Workers, union staffers and sympathizers in Tacoma on Thursday joined a nationwide strike designed to draw attention to the plight of fast food workers making the minimum wage.
Like other protesters in some 60 cities, the workers in Tacoma on Thursday sought minimum wage increases from the present $9.19 an hour (the highest state minimum wage in the country) to $15 an hour.
The first Tacoma protest occurred outside an Arby’s restaurant at 6330 Sixth Avenue at 10 a.m. More than a dozen pickets carrying signs chanted slogans and heard speeches.
Their visible protest drew honks from several sympathetic drivers along the busy arterial.
Karl Balogh, a meat slicer at the Sixth Avenue Arby’s, said he works 30 hours earning minimum wage at that restaurant and 40 hours weekly at a McDonalds in Gig Harbor making $10.75 an hour to make ends meet.
“It’s not fair. The workers are making poverty wages while the corporations are making billions,” said Balogh.
Most weeks Balogh works every day to accommodate the restaurants’ schedules.
Austin Scheen, a shift supervisor at a Papa John’s pizza outlet on Pacific Avenue, said he thinks the franchise owners for whom he works are sensitive to the workers’ plights, but the parent corporation is not.
Scheen said he works 40 hours weekly at the Pacific Avenue restaurant and seeks overtime work at other Papa John’s to supplement his income.
“I need the hours to pay my bills,” said the 22-year-old who has worked for Papa John’s since he was 16.
He has plans to become a paralegal and eventually work for a record company if he can find the time and money to complete his schooling.
He said he receives no benefits.
Workers at the Papa John’s said the picketing did not disrupt operations at the store.
The manager at the Arby’s restaurant asked protesters to leave the restaurant property soon after the picketing began. The protest moved to the sidewalk in front of the restaurant.
The protests are drawing logistical and financial support from the Service Employees International Union.
The Arby’s manager said she could not discuss the protests.

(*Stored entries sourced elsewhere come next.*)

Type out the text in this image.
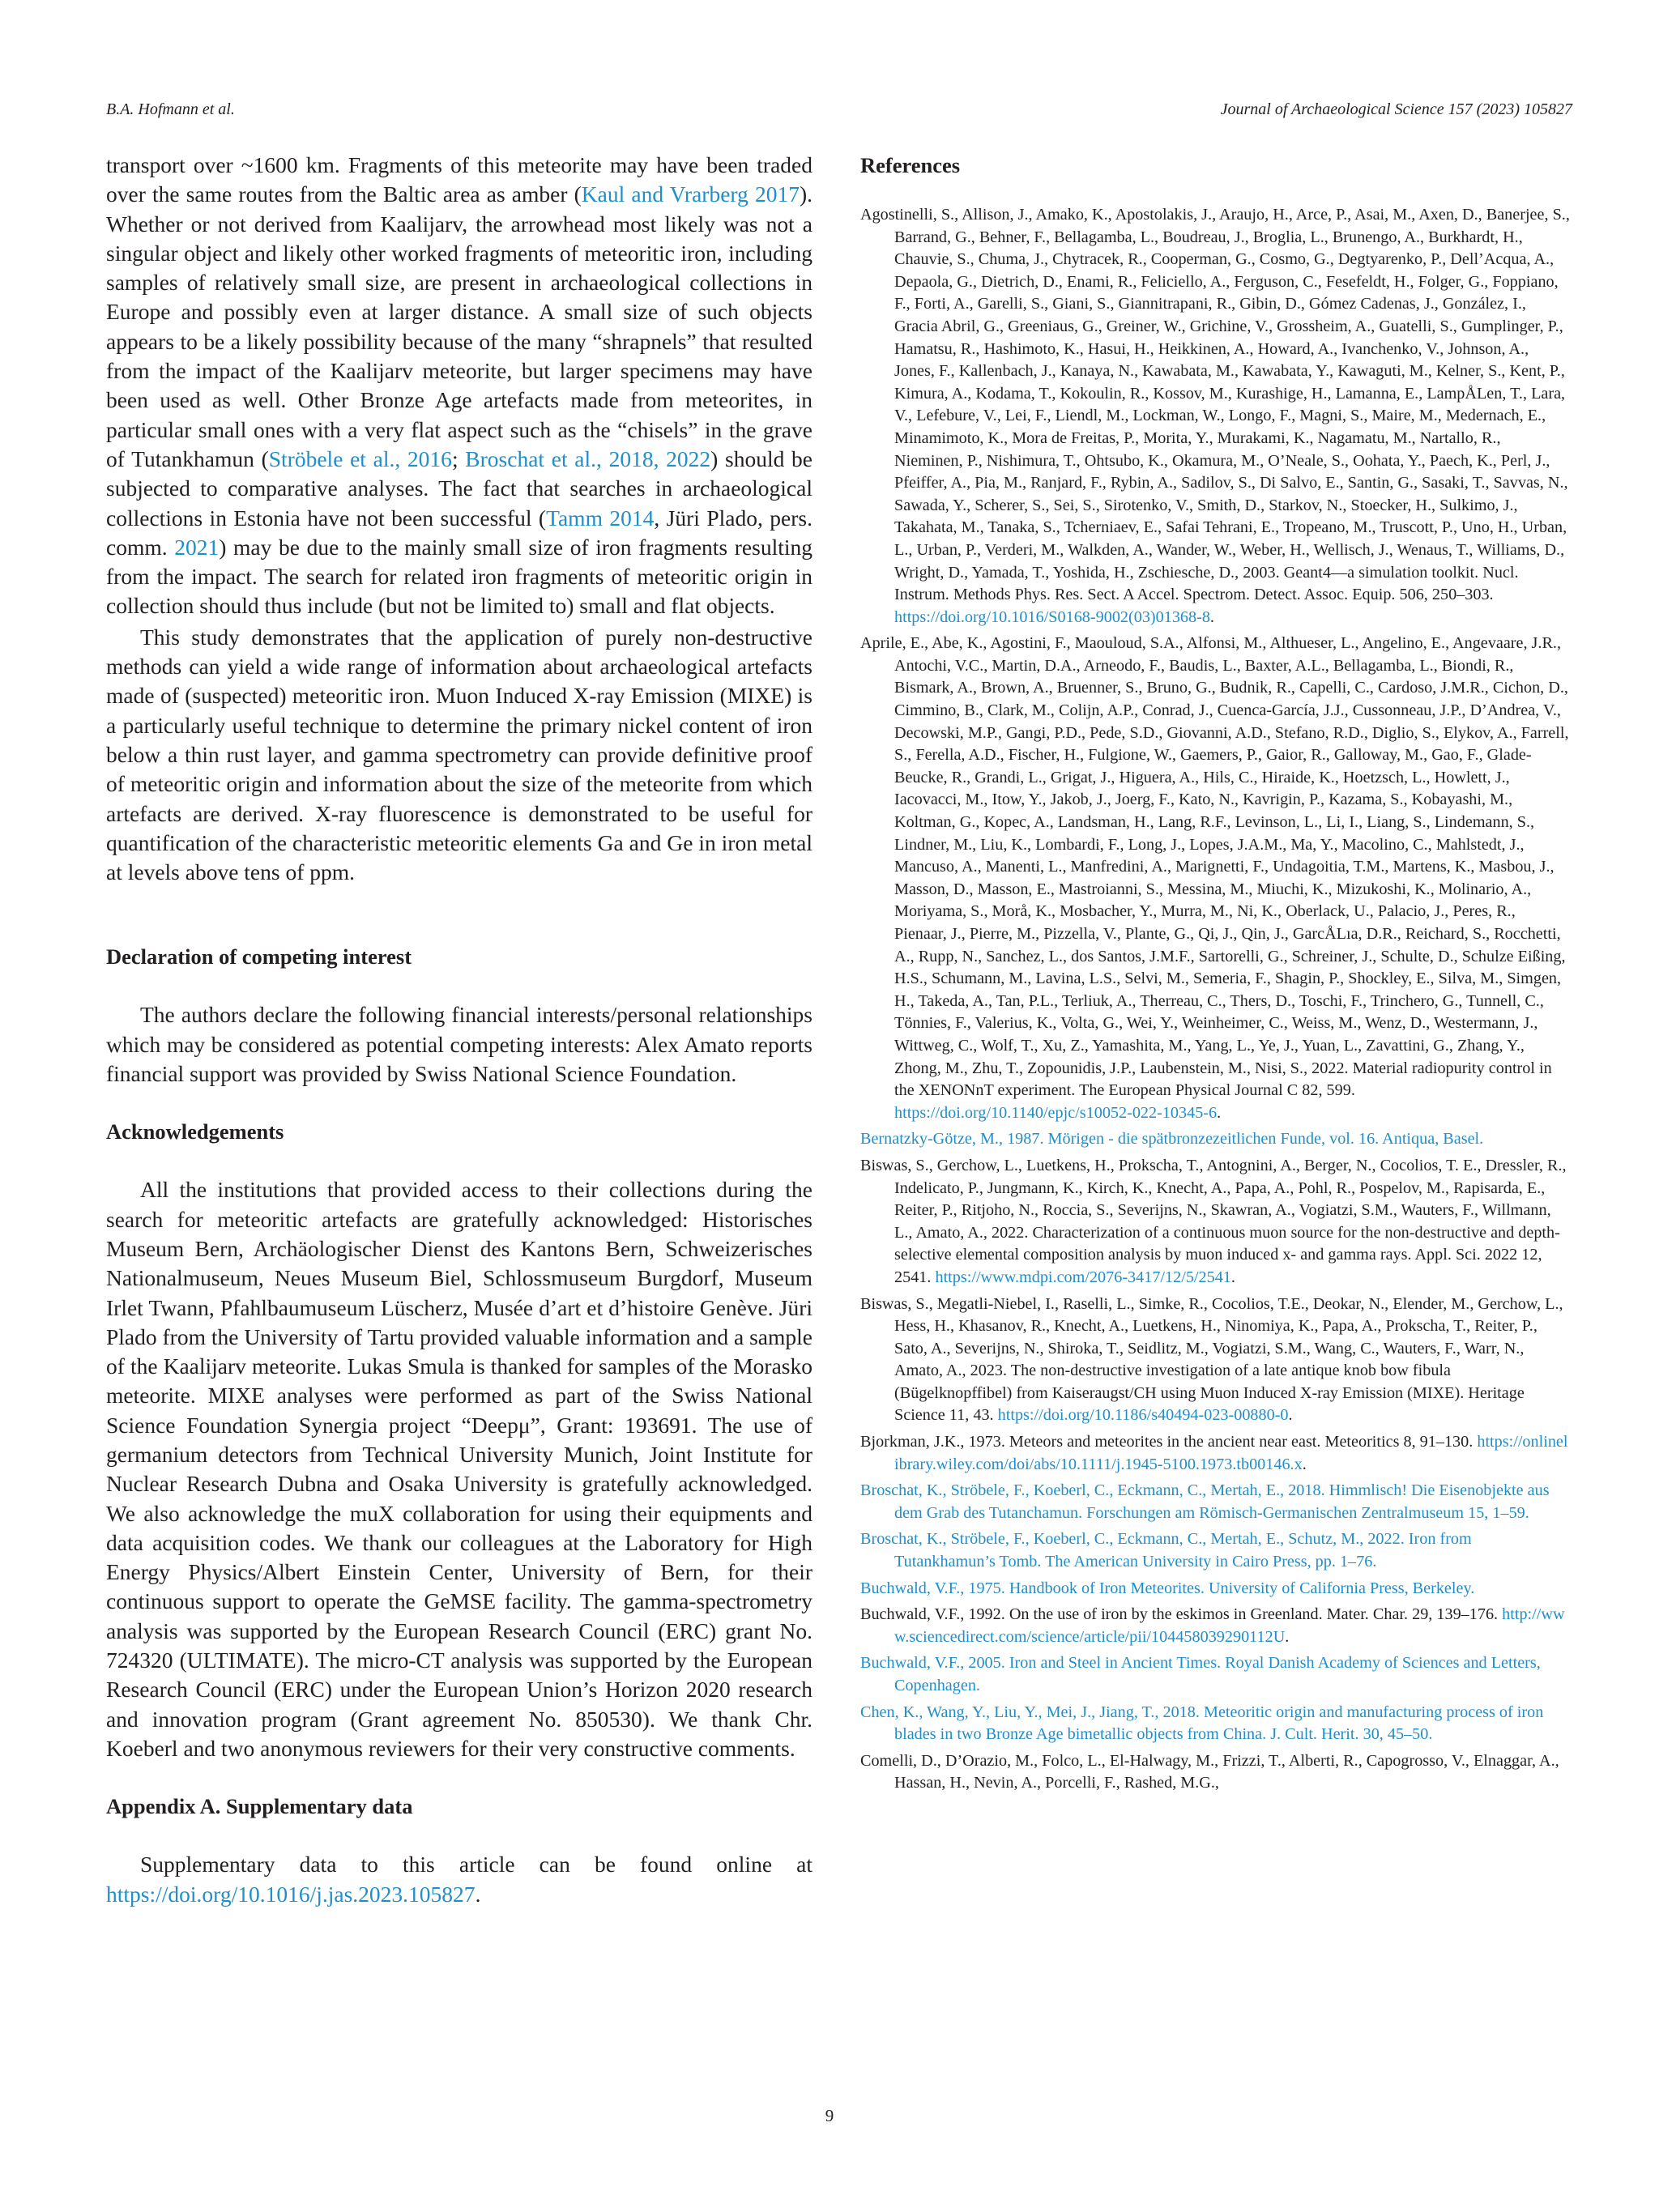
B.A. Hofmann et al.	Journal of Archaeological Science 157 (2023) 105827

transport over ~1600 km. Fragments of this meteorite may have been traded over the same routes from the Baltic area as amber (Kaul and Vrarberg 2017). Whether or not derived from Kaalijarv, the arrowhead most likely was not a singular object and likely other worked fragments of meteoritic iron, including samples of relatively small size, are present in archaeological collections in Europe and possibly even at larger distance. A small size of such objects appears to be a likely possibility because of the many “shrapnels” that resulted from the impact of the Kaalijarv meteorite, but larger specimens may have been used as well. Other Bronze Age artefacts made from meteorites, in particular small ones with a very flat aspect such as the “chisels” in the grave of Tutankhamun (Ströbele et al., 2016; Broschat et al., 2018, 2022) should be subjected to comparative analyses. The fact that searches in archaeological collections in Estonia have not been successful (Tamm 2014, Jüri Plado, pers. comm. 2021) may be due to the mainly small size of iron fragments resulting from the impact. The search for related iron fragments of meteoritic origin in collection should thus include (but not be limited to) small and flat objects.

This study demonstrates that the application of purely non-destructive methods can yield a wide range of information about archaeological artefacts made of (suspected) meteoritic iron. Muon Induced X-ray Emission (MIXE) is a particularly useful technique to determine the primary nickel content of iron below a thin rust layer, and gamma spectrometry can provide definitive proof of meteoritic origin and information about the size of the meteorite from which artefacts are derived. X-ray fluorescence is demonstrated to be useful for quantification of the characteristic meteoritic elements Ga and Ge in iron metal at levels above tens of ppm.

Declaration of competing interest

The authors declare the following financial interests/personal relationships which may be considered as potential competing interests: Alex Amato reports financial support was provided by Swiss National Science Foundation.

Acknowledgements

All the institutions that provided access to their collections during the search for meteoritic artefacts are gratefully acknowledged: Historisches Museum Bern, Archäologischer Dienst des Kantons Bern, Schweizerisches Nationalmuseum, Neues Museum Biel, Schlossmuseum Burgdorf, Museum Irlet Twann, Pfahlbaumuseum Lüscherz, Musée d’art et d’histoire Genève. Jüri Plado from the University of Tartu provided valuable information and a sample of the Kaalijarv meteorite. Lukas Smula is thanked for samples of the Morasko meteorite. MIXE analyses were performed as part of the Swiss National Science Foundation Synergia project “Deepμ”, Grant: 193691. The use of germanium detectors from Technical University Munich, Joint Institute for Nuclear Research Dubna and Osaka University is gratefully acknowledged. We also acknowledge the muX collaboration for using their equipments and data acquisition codes. We thank our colleagues at the Laboratory for High Energy Physics/Albert Einstein Center, University of Bern, for their continuous support to operate the GeMSE facility. The gamma-spectrometry analysis was supported by the European Research Council (ERC) grant No. 724320 (ULTIMATE). The micro-CT analysis was supported by the European Research Council (ERC) under the European Union’s Horizon 2020 research and innovation program (Grant agreement No. 850530). We thank Chr. Koeberl and two anonymous reviewers for their very constructive comments.

Appendix A. Supplementary data

Supplementary data to this article can be found online at https://doi.org/10.1016/j.jas.2023.105827.

References

Agostinelli, S., Allison, J., Amako, K., Apostolakis, J., Araujo, H., Arce, P., Asai, M., Axen, D., Banerjee, S., Barrand, G., Behner, F., Bellagamba, L., Boudreau, J., Broglia, L., Brunengo, A., Burkhardt, H., Chauvie, S., Chuma, J., Chytracek, R., Cooperman, G., Cosmo, G., Degtyarenko, P., Dell’Acqua, A., Depaola, G., Dietrich, D., Enami, R., Feliciello, A., Ferguson, C., Fesefeldt, H., Folger, G., Foppiano, F., Forti, A., Garelli, S., Giani, S., Giannitrapani, R., Gibin, D., Gómez Cadenas, J., González, I., Gracia Abril, G., Greeniaus, G., Greiner, W., Grichine, V., Grossheim, A., Guatelli, S., Gumplinger, P., Hamatsu, R., Hashimoto, K., Hasui, H., Heikkinen, A., Howard, A., Ivanchenko, V., Johnson, A., Jones, F., Kallenbach, J., Kanaya, N., Kawabata, M., Kawabata, Y., Kawaguti, M., Kelner, S., Kent, P., Kimura, A., Kodama, T., Kokoulin, R., Kossov, M., Kurashige, H., Lamanna, E., LampÅLen, T., Lara, V., Lefebure, V., Lei, F., Liendl, M., Lockman, W., Longo, F., Magni, S., Maire, M., Medernach, E., Minamimoto, K., Mora de Freitas, P., Morita, Y., Murakami, K., Nagamatu, M., Nartallo, R., Nieminen, P., Nishimura, T., Ohtsubo, K., Okamura, M., O’Neale, S., Oohata, Y., Paech, K., Perl, J., Pfeiffer, A., Pia, M., Ranjard, F., Rybin, A., Sadilov, S., Di Salvo, E., Santin, G., Sasaki, T., Savvas, N., Sawada, Y., Scherer, S., Sei, S., Sirotenko, V., Smith, D., Starkov, N., Stoecker, H., Sulkimo, J., Takahata, M., Tanaka, S., Tcherniaev, E., Safai Tehrani, E., Tropeano, M., Truscott, P., Uno, H., Urban, L., Urban, P., Verderi, M., Walkden, A., Wander, W., Weber, H., Wellisch, J., Wenaus, T., Williams, D., Wright, D., Yamada, T., Yoshida, H., Zschiesche, D., 2003. Geant4—a simulation toolkit. Nucl. Instrum. Methods Phys. Res. Sect. A Accel. Spectrom. Detect. Assoc. Equip. 506, 250–303. https://doi.org/10.1016/S0168-9002(03)01368-8.

Aprile, E., Abe, K., Agostini, F., Maouloud, S.A., Alfonsi, M., Althueser, L., Angelino, E., Angevaare, J.R., Antochi, V.C., Martin, D.A., Arneodo, F., Baudis, L., Baxter, A.L., Bellagamba, L., Biondi, R., Bismark, A., Brown, A., Bruenner, S., Bruno, G., Budnik, R., Capelli, C., Cardoso, J.M.R., Cichon, D., Cimmino, B., Clark, M., Colijn, A.P., Conrad, J., Cuenca-García, J.J., Cussonneau, J.P., D’Andrea, V., Decowski, M.P., Gangi, P.D., Pede, S.D., Giovanni, A.D., Stefano, R.D., Diglio, S., Elykov, A., Farrell, S., Ferella, A.D., Fischer, H., Fulgione, W., Gaemers, P., Gaior, R., Galloway, M., Gao, F., Glade-Beucke, R., Grandi, L., Grigat, J., Higuera, A., Hils, C., Hiraide, K., Hoetzsch, L., Howlett, J., Iacovacci, M., Itow, Y., Jakob, J., Joerg, F., Kato, N., Kavrigin, P., Kazama, S., Kobayashi, M., Koltman, G., Kopec, A., Landsman, H., Lang, R.F., Levinson, L., Li, I., Liang, S., Lindemann, S., Lindner, M., Liu, K., Lombardi, F., Long, J., Lopes, J.A.M., Ma, Y., Macolino, C., Mahlstedt, J., Mancuso, A., Manenti, L., Manfredini, A., Marignetti, F., Undagoitia, T.M., Martens, K., Masbou, J., Masson, D., Masson, E., Mastroianni, S., Messina, M., Miuchi, K., Mizukoshi, K., Molinario, A., Moriyama, S., Morå, K., Mosbacher, Y., Murra, M., Ni, K., Oberlack, U., Palacio, J., Peres, R., Pienaar, J., Pierre, M., Pizzella, V., Plante, G., Qi, J., Qin, J., GarcÅLıa, D.R., Reichard, S., Rocchetti, A., Rupp, N., Sanchez, L., dos Santos, J.M.F., Sartorelli, G., Schreiner, J., Schulte, D., Schulze Eißing, H.S., Schumann, M., Lavina, L.S., Selvi, M., Semeria, F., Shagin, P., Shockley, E., Silva, M., Simgen, H., Takeda, A., Tan, P.L., Terliuk, A., Therreau, C., Thers, D., Toschi, F., Trinchero, G., Tunnell, C., Tönnies, F., Valerius, K., Volta, G., Wei, Y., Weinheimer, C., Weiss, M., Wenz, D., Westermann, J., Wittweg, C., Wolf, T., Xu, Z., Yamashita, M., Yang, L., Ye, J., Yuan, L., Zavattini, G., Zhang, Y., Zhong, M., Zhu, T., Zopounidis, J.P., Laubenstein, M., Nisi, S., 2022. Material radiopurity control in the XENONnT experiment. The European Physical Journal C 82, 599. https://doi.org/10.1140/epjc/s10052-022-10345-6.

Bernatzky-Götze, M., 1987. Mörigen - die spätbronzezeitlichen Funde, vol. 16. Antiqua, Basel.

Biswas, S., Gerchow, L., Luetkens, H., Prokscha, T., Antognini, A., Berger, N., Cocolios, T. E., Dressler, R., Indelicato, P., Jungmann, K., Kirch, K., Knecht, A., Papa, A., Pohl, R., Pospelov, M., Rapisarda, E., Reiter, P., Ritjoho, N., Roccia, S., Severijns, N., Skawran, A., Vogiatzi, S.M., Wauters, F., Willmann, L., Amato, A., 2022. Characterization of a continuous muon source for the non-destructive and depth-selective elemental composition analysis by muon induced x- and gamma rays. Appl. Sci. 2022 12, 2541. https://www.mdpi.com/2076-3417/12/5/2541.

Biswas, S., Megatli-Niebel, I., Raselli, L., Simke, R., Cocolios, T.E., Deokar, N., Elender, M., Gerchow, L., Hess, H., Khasanov, R., Knecht, A., Luetkens, H., Ninomiya, K., Papa, A., Prokscha, T., Reiter, P., Sato, A., Severijns, N., Shiroka, T., Seidlitz, M., Vogiatzi, S.M., Wang, C., Wauters, F., Warr, N., Amato, A., 2023. The non-destructive investigation of a late antique knob bow fibula (Bügelknopffibel) from Kaiseraugst/CH using Muon Induced X-ray Emission (MIXE). Heritage Science 11, 43. https://doi.org/10.1186/s40494-023-00880-0.

Bjorkman, J.K., 1973. Meteors and meteorites in the ancient near east. Meteoritics 8, 91–130. https://onlinelibrary.wiley.com/doi/abs/10.1111/j.1945-5100.1973.tb00146.x.

Broschat, K., Ströbele, F., Koeberl, C., Eckmann, C., Mertah, E., 2018. Himmlisch! Die Eisenobjekte aus dem Grab des Tutanchamun. Forschungen am Römisch-Germanischen Zentralmuseum 15, 1–59.

Broschat, K., Ströbele, F., Koeberl, C., Eckmann, C., Mertah, E., Schutz, M., 2022. Iron from Tutankhamun’s Tomb. The American University in Cairo Press, pp. 1–76.

Buchwald, V.F., 1975. Handbook of Iron Meteorites. University of California Press, Berkeley.

Buchwald, V.F., 1992. On the use of iron by the eskimos in Greenland. Mater. Char. 29, 139–176. http://www.sciencedirect.com/science/article/pii/104458039290112U.

Buchwald, V.F., 2005. Iron and Steel in Ancient Times. Royal Danish Academy of Sciences and Letters, Copenhagen.

Chen, K., Wang, Y., Liu, Y., Mei, J., Jiang, T., 2018. Meteoritic origin and manufacturing process of iron blades in two Bronze Age bimetallic objects from China. J. Cult. Herit. 30, 45–50.

Comelli, D., D’Orazio, M., Folco, L., El-Halwagy, M., Frizzi, T., Alberti, R., Capogrosso, V., Elnaggar, A., Hassan, H., Nevin, A., Porcelli, F., Rashed, M.G.,

9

Tacoma was just one of many cities that saw workers protesting minimum wages. In Seattle, dozens of people gathered outside a Subway to chant for a $15 minimum wage. Workers inside said they stayed open during the demonstration, and customers were still able to buy sandwiches.
Thursday’s walkouts and protests reached about 60 cities, including New York, Chicago and Detroit, organizers said. But the turnout varied significantly, with some targeted restaurants seemingly operating normally and others temporarily unable to do business because they had too few employees.
McDonald’s Corp. and Burger King Worldwide Inc. say they don’t make decisions about pay for the independent franchisees that operate the majority of their U.S. restaurants. At restaurants that McDonald’s owns, the company said, any move to raise entry-level pay would raise overall costs and lead to higher menu prices.
McDonald’s said it provides professional development for interested employees and that the protests don’t give an accurate picture of what it means to work at McDonald’s.
“We respect our employees’ rights to voice their opinions. Employees who participate in these activities and return to work are welcomed back and scheduled to work their regular shifts as usual,” the company said in an emailed statement.
Wendy’s said in a statement that it was “proud to provide a place where thousands of people, who come to us asking for a job, can enter the workforce at a starting wage, gain skills and advance with us or move on to something else.”
Starbucks spokesman Zack Huston said the strikes have not affected the company’s stores. He noted that Starbucks workers earn “competitive wages” and affordable health care that other retailers do not provide for part-time workers.
Subway and Yum Brands Inc., which owns KFC, Taco Bell and Pizza Hut, did not respond to requests for comment.
The Associated Press contributed to this report.